Props to frequent member of the community Cacophonous Kevos for bringing this to my attention. A bar out in Seattle has already banned Google Glass. You know, the AR glasses that aren’t really out in the public yet. Their reasoning works on a certain level, but I can’t get behind it. We need to embrace the disembracement of the flesh-sac! C’mon, folks. Let us transcend this mortal bodies. Or at least be allowed to wear glasses so we can stare at bums on tumblr in our tech-goggles whilst drinking a pint. Right?
CNET:
Google Glass won’t be available to consumers for months, but there’s at least one Seattle bar where the eyewear will not be welcome.
The 5 Point, a self-described dive bar in Seattle’s Belltown neighborhood, posted a notice to its Facebook page this week telling Glass Explorers looking to grab a pint that they will need to remove their $1,500 spectacles. The story was noted today on GeekWire.
“For the record, The 5 Point is the first Seattle business to ban in advance Google Glasses,” the post reads. “And ass kickings will be encouraged for violators.”
“I’m a thought leader,” deadpanned Dave Meinert, the bar’s owner, in an interview on Seattle’s KIRO-FM. “First you have to understand the culture of the 5 Point, which is a sometimes seedy, maybe notorious place. People want to go there and be not known…and definitely don’t want to be secretly filmed or videotaped and immediately put on the Internet.”

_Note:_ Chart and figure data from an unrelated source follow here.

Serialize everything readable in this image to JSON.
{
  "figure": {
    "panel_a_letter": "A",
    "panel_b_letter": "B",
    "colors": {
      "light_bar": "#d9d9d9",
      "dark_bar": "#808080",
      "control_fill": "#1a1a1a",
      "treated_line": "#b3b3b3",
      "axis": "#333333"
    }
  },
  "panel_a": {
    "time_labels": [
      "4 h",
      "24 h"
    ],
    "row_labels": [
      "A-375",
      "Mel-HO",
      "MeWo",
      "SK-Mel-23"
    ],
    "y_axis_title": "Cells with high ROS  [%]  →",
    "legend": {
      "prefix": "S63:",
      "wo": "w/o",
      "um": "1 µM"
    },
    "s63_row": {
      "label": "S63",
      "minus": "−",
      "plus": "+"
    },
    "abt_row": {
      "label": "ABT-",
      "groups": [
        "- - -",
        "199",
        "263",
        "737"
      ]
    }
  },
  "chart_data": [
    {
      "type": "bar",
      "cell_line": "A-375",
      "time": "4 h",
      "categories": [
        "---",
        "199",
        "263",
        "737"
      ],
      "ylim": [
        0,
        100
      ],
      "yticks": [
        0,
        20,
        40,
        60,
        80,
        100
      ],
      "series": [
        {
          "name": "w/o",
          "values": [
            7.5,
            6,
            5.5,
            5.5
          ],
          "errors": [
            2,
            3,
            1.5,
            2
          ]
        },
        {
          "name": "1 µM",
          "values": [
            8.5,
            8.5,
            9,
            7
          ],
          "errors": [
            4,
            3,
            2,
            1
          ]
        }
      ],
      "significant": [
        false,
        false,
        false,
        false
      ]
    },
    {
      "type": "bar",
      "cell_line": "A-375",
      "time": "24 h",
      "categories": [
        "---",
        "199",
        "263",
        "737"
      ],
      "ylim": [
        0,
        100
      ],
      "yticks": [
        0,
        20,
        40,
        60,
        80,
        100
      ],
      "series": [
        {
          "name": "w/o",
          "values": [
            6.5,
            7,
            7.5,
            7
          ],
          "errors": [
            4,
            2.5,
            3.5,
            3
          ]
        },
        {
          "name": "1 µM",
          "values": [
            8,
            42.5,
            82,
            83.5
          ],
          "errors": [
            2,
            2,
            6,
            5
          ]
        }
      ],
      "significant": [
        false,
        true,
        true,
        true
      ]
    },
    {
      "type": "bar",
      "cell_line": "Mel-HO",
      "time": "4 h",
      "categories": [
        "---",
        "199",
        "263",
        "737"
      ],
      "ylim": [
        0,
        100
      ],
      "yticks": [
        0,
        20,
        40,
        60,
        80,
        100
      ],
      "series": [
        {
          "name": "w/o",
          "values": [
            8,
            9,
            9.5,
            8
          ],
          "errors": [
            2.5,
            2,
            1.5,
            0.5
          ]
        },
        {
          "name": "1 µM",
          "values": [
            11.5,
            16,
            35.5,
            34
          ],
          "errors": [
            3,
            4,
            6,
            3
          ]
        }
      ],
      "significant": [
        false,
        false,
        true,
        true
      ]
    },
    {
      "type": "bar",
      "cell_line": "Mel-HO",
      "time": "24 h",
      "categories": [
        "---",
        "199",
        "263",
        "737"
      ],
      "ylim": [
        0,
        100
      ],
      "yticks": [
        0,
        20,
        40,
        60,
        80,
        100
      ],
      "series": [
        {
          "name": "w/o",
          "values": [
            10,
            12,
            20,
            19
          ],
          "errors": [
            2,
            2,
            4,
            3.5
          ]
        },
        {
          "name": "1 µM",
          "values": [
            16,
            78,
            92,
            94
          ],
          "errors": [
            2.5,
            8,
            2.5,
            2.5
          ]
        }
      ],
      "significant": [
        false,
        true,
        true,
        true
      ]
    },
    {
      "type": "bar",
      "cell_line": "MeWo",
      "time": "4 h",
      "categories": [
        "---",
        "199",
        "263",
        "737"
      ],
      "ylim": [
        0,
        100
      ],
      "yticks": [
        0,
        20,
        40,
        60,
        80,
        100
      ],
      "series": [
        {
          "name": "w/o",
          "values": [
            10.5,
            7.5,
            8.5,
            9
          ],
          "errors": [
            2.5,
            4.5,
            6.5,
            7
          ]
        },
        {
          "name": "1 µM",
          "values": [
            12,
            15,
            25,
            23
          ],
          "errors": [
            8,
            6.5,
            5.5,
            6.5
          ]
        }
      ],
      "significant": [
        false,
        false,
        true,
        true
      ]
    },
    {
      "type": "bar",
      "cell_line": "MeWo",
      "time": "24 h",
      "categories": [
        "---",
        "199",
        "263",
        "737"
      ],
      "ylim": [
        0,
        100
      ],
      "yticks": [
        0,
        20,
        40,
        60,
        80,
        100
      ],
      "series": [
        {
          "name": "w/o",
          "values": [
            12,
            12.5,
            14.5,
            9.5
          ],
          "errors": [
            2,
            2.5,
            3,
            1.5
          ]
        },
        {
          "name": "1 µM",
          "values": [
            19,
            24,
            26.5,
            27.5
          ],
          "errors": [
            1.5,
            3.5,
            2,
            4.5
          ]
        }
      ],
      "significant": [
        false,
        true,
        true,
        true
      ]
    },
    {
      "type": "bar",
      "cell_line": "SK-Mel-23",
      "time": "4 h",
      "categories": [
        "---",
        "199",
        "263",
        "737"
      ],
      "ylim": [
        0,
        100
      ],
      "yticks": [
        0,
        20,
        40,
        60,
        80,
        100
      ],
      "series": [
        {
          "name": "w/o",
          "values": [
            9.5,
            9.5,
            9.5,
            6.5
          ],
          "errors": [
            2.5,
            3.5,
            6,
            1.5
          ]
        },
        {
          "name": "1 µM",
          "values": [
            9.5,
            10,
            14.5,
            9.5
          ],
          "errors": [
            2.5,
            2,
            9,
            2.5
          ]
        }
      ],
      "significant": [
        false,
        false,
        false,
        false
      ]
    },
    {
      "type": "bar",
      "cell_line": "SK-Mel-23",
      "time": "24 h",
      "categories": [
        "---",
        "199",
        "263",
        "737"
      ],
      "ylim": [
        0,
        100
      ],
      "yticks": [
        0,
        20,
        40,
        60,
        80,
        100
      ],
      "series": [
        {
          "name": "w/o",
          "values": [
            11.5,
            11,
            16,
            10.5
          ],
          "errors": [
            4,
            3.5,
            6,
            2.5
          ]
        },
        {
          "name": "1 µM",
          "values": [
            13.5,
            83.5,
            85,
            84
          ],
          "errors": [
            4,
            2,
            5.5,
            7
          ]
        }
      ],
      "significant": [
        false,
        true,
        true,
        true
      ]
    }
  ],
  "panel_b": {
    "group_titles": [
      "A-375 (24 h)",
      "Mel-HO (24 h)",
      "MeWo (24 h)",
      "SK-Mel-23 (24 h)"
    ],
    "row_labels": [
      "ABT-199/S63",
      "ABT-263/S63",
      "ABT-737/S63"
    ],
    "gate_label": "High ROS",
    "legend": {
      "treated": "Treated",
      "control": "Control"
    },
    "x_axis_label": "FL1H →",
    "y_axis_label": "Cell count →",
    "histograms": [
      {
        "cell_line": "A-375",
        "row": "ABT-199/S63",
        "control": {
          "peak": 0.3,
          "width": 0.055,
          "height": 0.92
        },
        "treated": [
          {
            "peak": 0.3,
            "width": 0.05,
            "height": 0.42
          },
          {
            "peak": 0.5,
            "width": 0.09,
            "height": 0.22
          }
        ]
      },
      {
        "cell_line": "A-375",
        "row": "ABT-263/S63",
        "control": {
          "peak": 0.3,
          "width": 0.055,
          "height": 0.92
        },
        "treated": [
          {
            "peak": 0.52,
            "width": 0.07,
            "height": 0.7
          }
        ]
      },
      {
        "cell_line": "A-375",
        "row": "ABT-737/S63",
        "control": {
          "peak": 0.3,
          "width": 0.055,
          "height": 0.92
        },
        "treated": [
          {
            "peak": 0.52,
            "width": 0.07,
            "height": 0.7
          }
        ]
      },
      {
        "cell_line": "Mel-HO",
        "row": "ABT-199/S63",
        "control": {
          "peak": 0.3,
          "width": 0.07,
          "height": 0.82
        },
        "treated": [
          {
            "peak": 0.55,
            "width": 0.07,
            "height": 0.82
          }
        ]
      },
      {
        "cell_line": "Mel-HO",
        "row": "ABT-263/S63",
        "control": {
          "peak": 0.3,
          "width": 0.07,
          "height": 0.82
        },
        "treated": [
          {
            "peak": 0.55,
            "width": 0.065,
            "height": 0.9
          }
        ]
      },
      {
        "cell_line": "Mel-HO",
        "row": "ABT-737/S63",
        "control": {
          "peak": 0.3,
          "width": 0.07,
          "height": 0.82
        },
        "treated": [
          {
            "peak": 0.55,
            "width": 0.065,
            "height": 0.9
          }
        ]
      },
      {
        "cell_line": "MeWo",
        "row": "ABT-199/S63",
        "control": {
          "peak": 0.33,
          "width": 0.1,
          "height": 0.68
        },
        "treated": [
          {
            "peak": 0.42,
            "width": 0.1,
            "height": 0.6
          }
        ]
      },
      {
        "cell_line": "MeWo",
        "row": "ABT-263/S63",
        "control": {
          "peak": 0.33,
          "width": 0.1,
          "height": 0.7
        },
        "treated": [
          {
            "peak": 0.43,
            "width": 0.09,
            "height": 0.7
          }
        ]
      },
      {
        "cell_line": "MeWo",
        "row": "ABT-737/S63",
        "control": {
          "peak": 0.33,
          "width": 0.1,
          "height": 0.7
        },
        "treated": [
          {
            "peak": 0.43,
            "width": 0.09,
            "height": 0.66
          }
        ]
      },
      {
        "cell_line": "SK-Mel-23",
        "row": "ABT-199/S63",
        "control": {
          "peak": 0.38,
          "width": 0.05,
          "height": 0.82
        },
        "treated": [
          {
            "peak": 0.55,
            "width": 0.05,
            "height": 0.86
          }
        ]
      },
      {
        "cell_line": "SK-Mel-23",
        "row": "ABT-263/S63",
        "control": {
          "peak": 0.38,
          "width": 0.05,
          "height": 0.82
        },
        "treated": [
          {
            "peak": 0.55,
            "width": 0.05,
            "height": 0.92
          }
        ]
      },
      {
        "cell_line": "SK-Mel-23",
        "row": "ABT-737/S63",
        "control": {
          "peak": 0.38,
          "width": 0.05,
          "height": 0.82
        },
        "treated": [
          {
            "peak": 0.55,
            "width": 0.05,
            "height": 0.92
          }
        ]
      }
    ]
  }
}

Meinert admitted he was having a bit of fun: “Part of this is a joke, to be funny on Facebook, and get reaction.”
“But part of it’s serious,” he continued, “because we don’t let people film other people or take photos unwanted of people in the bar, because it is kind of a private place that people go.” (To listen to the complete interview with Meinert, click here.)
Seattle is a famously tech-savvy town, of course, and the 5 Point sits close to a new Amazon campus. But it’s that same tech savvy that’s leading business owners like Meinert to consider the implications of having customers with face-mounted cameras, snapping pictures of a diverse and sometimes intoxicated clientele.
It’s safe to assume the 5 Point won’t be the last establishment to tell customers to leave Glass at the door.
Update: A Google spokesperson responds: “It is still very early days for Glass, and we expect that as with other new technologies, such as cell phones, behaviors and social norms will develop over time.”